In the 1950s, famous French writer and biologist Jean Rostand (1894-1977) discovered morphological anomalies of an unknown etiology in water frogs of the genus Pelophylax, which he named “the anomaly P”. The anomaly P is the morphological deformations of water frogs that have light and severe forms of manifestation.

The light form of the anomaly is symmetrical polydactyly. Specimens suffering from severe forms of the anomaly have symmetrical brachymely, polydactyly, hind limb edema, bone outgrowths, spikes, flexions, and additional limbs in the inguinal region.
The Rostand’s anomaly, in comparison with deformities caused by trematode Ribeiroia ondatrae (see Johnson's Lab), had no additional full limbs and can have small autopod elements in inguinal regions only. The most important difference is symmetry of bilateral traits: number of structures and their shapes usually same on both sides of the body.

The study of anomaly P was discontinued after Jean Rostand and did not resume for almost 50 years. In 2016, we found first severe cases of anomaly P in Central Russia (Ostrovtsovskaya Lesosteppe About our studies in Russian). And two years after we described three additional new localities from Russia where severe cases of anomaly P was observed in two species of western Palearctic water frogs.




The frequency of anomaly P occurrence in the studied population reached 24.7% (n = 384). Moreover, the severe forms of the anomaly P were noted in 4.7% of cases, and the light (polydactyly) form were noted in 20.0%.

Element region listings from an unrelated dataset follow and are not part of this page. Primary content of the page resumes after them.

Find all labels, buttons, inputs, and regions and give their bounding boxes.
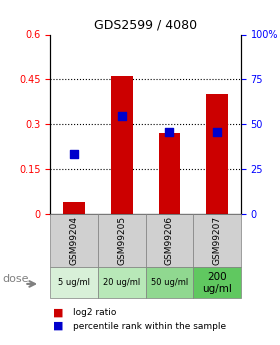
- Text: 5 ug/ml: 5 ug/ml: [58, 278, 90, 287]
- Text: GSM99207: GSM99207: [213, 216, 221, 265]
- Text: 200
ug/ml: 200 ug/ml: [202, 272, 232, 294]
- Text: dose: dose: [3, 275, 29, 284]
- Bar: [111, 76, 132, 214]
- Bar: [206, 94, 228, 214]
- Text: GSM99205: GSM99205: [117, 216, 126, 265]
- Text: 20 ug/ml: 20 ug/ml: [103, 278, 141, 287]
- Bar: [64, 202, 85, 214]
- Text: log2 ratio: log2 ratio: [73, 308, 116, 317]
- Point: [167, 129, 172, 135]
- Text: ■: ■: [53, 307, 64, 317]
- Title: GDS2599 / 4080: GDS2599 / 4080: [94, 19, 197, 32]
- Point: [72, 151, 76, 157]
- Text: 50 ug/ml: 50 ug/ml: [151, 278, 188, 287]
- Bar: [159, 133, 180, 214]
- Text: ■: ■: [53, 321, 64, 331]
- Text: GSM99204: GSM99204: [70, 216, 79, 265]
- Text: GSM99206: GSM99206: [165, 216, 174, 265]
- Point: [120, 114, 124, 119]
- Text: percentile rank within the sample: percentile rank within the sample: [73, 322, 226, 331]
- Point: [215, 129, 219, 135]
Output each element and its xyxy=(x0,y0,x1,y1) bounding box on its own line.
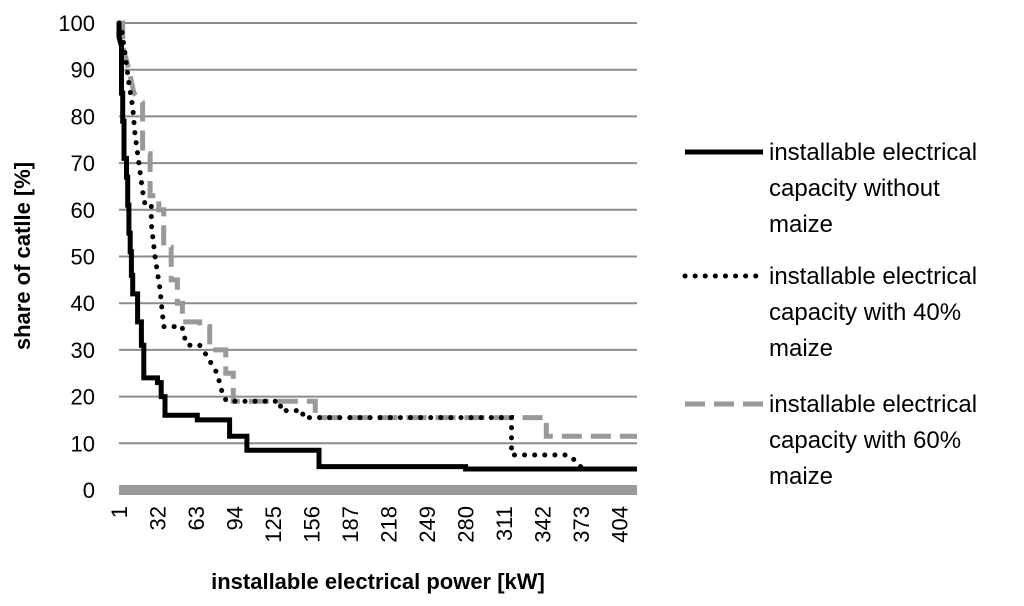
x-tick-label: 156 xyxy=(300,506,325,543)
x-tick-label: 249 xyxy=(415,506,440,543)
legend-label-line: maize xyxy=(769,211,833,238)
y-tick-label: 90 xyxy=(71,58,95,83)
x-tick-label: 218 xyxy=(377,506,402,543)
x-tick-label: 1 xyxy=(107,506,132,518)
legend-label-line: capacity with 60% xyxy=(769,427,961,454)
y-axis-ticks: 0 10 20 30 40 50 60 70 80 90 100 xyxy=(58,11,95,503)
x-tick-label: 311 xyxy=(492,506,517,541)
y-tick-label: 60 xyxy=(71,198,95,223)
x-tick-label: 32 xyxy=(146,506,171,530)
y-tick-label: 100 xyxy=(58,11,95,36)
legend-label: installable electrical capacity with 60% m… xyxy=(769,391,977,490)
y-tick-label: 50 xyxy=(71,245,95,270)
x-tick-label: 187 xyxy=(338,506,363,543)
y-axis-title: share of catlle [%] xyxy=(10,162,35,350)
y-tick-label: 40 xyxy=(71,291,95,316)
x-axis-ticks: 1 32 63 94 125 156 187 218 249 280 311 342 373 404 xyxy=(107,506,633,543)
y-tick-label: 10 xyxy=(71,431,95,456)
legend-label-line: installable electrical xyxy=(769,263,977,290)
x-tick-label: 94 xyxy=(223,506,248,530)
legend-label-line: maize xyxy=(769,335,833,362)
y-tick-label: 80 xyxy=(71,104,95,129)
legend-label: installable electrical capacity without ma… xyxy=(769,139,977,238)
y-tick-label: 0 xyxy=(83,478,95,503)
legend-label: installable electrical capacity with 40% m… xyxy=(769,263,977,362)
grid-lines xyxy=(119,22,637,445)
x-tick-label: 373 xyxy=(569,506,594,543)
series-lines xyxy=(116,20,640,472)
y-tick-label: 20 xyxy=(71,385,95,410)
series-line-dashed xyxy=(119,20,637,439)
legend-label-line: maize xyxy=(769,463,833,490)
x-tick-label: 63 xyxy=(184,506,209,530)
legend-label-line: capacity without xyxy=(769,175,940,202)
x-tick-label: 280 xyxy=(454,506,479,543)
legend-label-line: installable electrical xyxy=(769,139,977,166)
series-line-dotted xyxy=(116,20,640,472)
y-tick-label: 70 xyxy=(71,151,95,176)
legend-label-line: installable electrical xyxy=(769,391,977,418)
x-tick-label: 342 xyxy=(531,506,556,543)
x-tick-label: 404 xyxy=(608,506,633,543)
series-line-solid xyxy=(116,23,637,472)
x-tick-label: 125 xyxy=(261,506,286,543)
x-axis-title: installable electrical power [kW] xyxy=(211,569,545,594)
legend: installable electrical capacity without ma… xyxy=(682,139,977,490)
legend-label-line: capacity with 40% xyxy=(769,299,961,326)
y-tick-label: 30 xyxy=(71,338,95,363)
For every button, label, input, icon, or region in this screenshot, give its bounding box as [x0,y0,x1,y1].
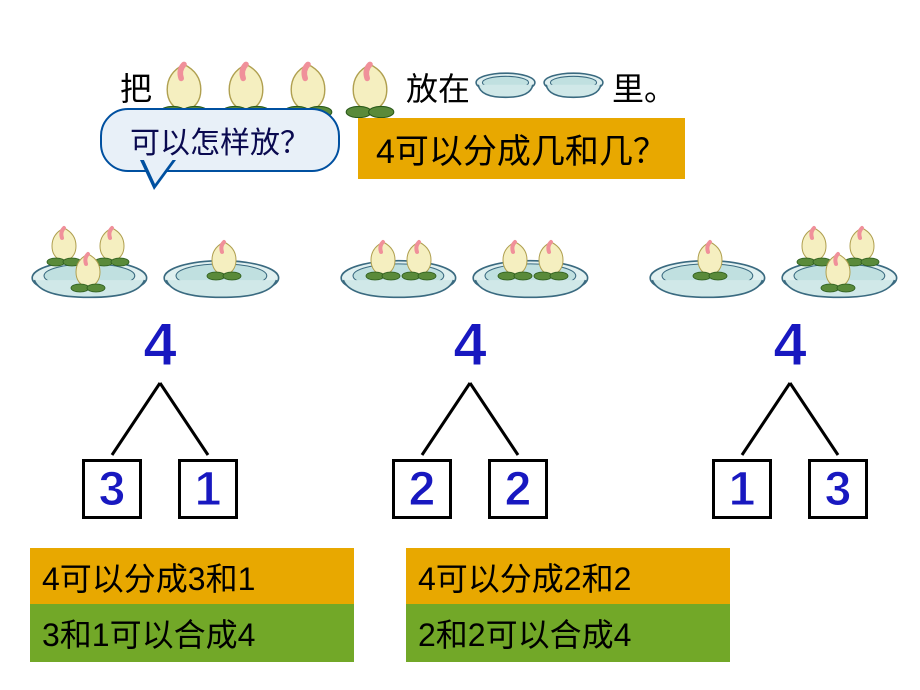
plate-with-peaches [780,216,900,300]
bowl-icon [542,70,608,104]
plate-group-1 [30,210,282,300]
bowl-row-top [474,70,608,104]
plate-with-peaches [339,216,459,300]
left-number: 2 [392,459,452,519]
plate-row [30,210,900,300]
right-number: 2 [488,459,548,519]
top-number: 4 [690,310,890,379]
peach-icon [68,248,112,296]
bowl-icon [474,70,540,104]
peach-icon [690,236,734,284]
right-number: 3 [808,459,868,519]
left-number: 3 [82,459,142,519]
peach-icon [204,236,248,284]
leaf-row: 1 3 [690,459,890,519]
leaf-row: 2 2 [370,459,570,519]
text-after: 里。 [612,64,676,110]
bubble-tail-icon [140,160,176,190]
plate-group-3 [648,210,900,300]
branch-lines [370,379,570,459]
plate-with-peaches [648,216,768,300]
diagram-row: 4 3 1 4 2 2 4 [0,310,920,540]
statement: 2和2可以合成4 [406,604,730,662]
speech-bubble: 可以怎样放？ [100,108,340,172]
peach-icon [399,236,443,284]
plate-with-peaches [471,216,591,300]
split-diagram: 4 2 2 [370,310,570,519]
peach-icon [342,56,402,118]
split-diagram: 4 3 1 [60,310,260,519]
bubble-text: 可以怎样放？ [100,108,340,172]
plate-with-peaches [162,216,282,300]
statement: 4可以分成2和2 [406,548,730,606]
split-diagram: 4 1 3 [690,310,890,519]
peach-icon [818,248,862,296]
text-before: 把 [120,64,152,110]
top-number: 4 [370,310,570,379]
left-number: 1 [712,459,772,519]
question-banner: 4可以分成几和几？ [358,118,685,179]
branch-lines [60,379,260,459]
branch-lines [690,379,890,459]
statement: 4可以分成3和1 [30,548,354,606]
text-mid: 放在 [406,64,470,110]
peach-icon [531,236,575,284]
leaf-row: 3 1 [60,459,260,519]
plate-group-2 [339,210,591,300]
plate-with-peaches [30,216,150,300]
right-number: 1 [178,459,238,519]
top-number: 4 [60,310,260,379]
statement: 3和1可以合成4 [30,604,354,662]
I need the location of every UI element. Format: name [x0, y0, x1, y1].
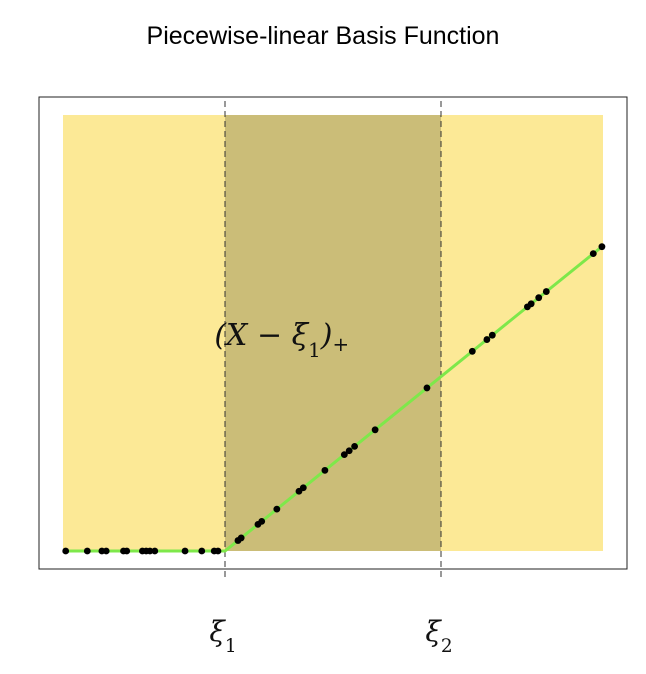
data-point — [527, 300, 535, 308]
data-point — [589, 250, 597, 258]
data-point — [299, 484, 307, 492]
data-point — [62, 547, 70, 555]
data-point — [598, 243, 606, 251]
data-point — [198, 547, 206, 555]
data-point — [123, 547, 131, 555]
data-point — [237, 534, 245, 542]
knot-label-1: ξ1 — [209, 615, 236, 657]
data-point — [371, 426, 379, 434]
data-point — [146, 547, 154, 555]
basis-function-line — [63, 244, 604, 553]
data-point — [83, 547, 91, 555]
basis-annotation: (X − ξ1)+ — [214, 318, 349, 362]
data-point — [340, 451, 348, 459]
region-right — [441, 115, 603, 551]
data-point — [468, 347, 476, 355]
data-point — [151, 547, 159, 555]
data-point — [214, 547, 222, 555]
data-point — [483, 336, 491, 343]
data-point — [181, 547, 189, 555]
data-point — [488, 331, 496, 339]
data-point — [345, 447, 353, 455]
region-middle — [225, 115, 441, 551]
data-point — [351, 442, 358, 450]
data-point — [258, 517, 266, 525]
data-point — [273, 505, 281, 513]
region-left — [63, 115, 225, 551]
data-point — [321, 466, 329, 474]
chart-title: Piecewise-linear Basis Function — [146, 22, 500, 50]
knot-label-2: ξ2 — [425, 615, 452, 657]
data-point — [102, 547, 110, 555]
data-point — [542, 288, 550, 295]
data-point — [535, 294, 543, 302]
data-point — [423, 384, 431, 392]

Individuals of other syntopic amphibian species had no such anomalies. Studied specimens of the moor frog Rana arvalis were without polydactyly. No limb anomalies were observed in individuals of the firebellied toad Bombina bombina except one specimen with missing forelimb (amely). However, some tadpoles of the Pallas’s spadefoot toad Pelobates vespertinus had red “swellings” in eyes and abnormal behavior.
Jean Rostand suggested that the anomaly P could be caused by some infectious agent transmitted by fish, which he hypothesized to be a teratogenic virus with a temporary effect on limb development.

We found that the mollusk Planorbarius corneus could be an intermediate host of the infectious agent of the anomaly P: symmetrical cases of polydactyly and severe cases of the anomaly P were obtained in laboratory when tadpoles reared together with mollusk. As the most probable cause, we assume a species of trematodes, for which the first intermediate hosts are planorbid snails.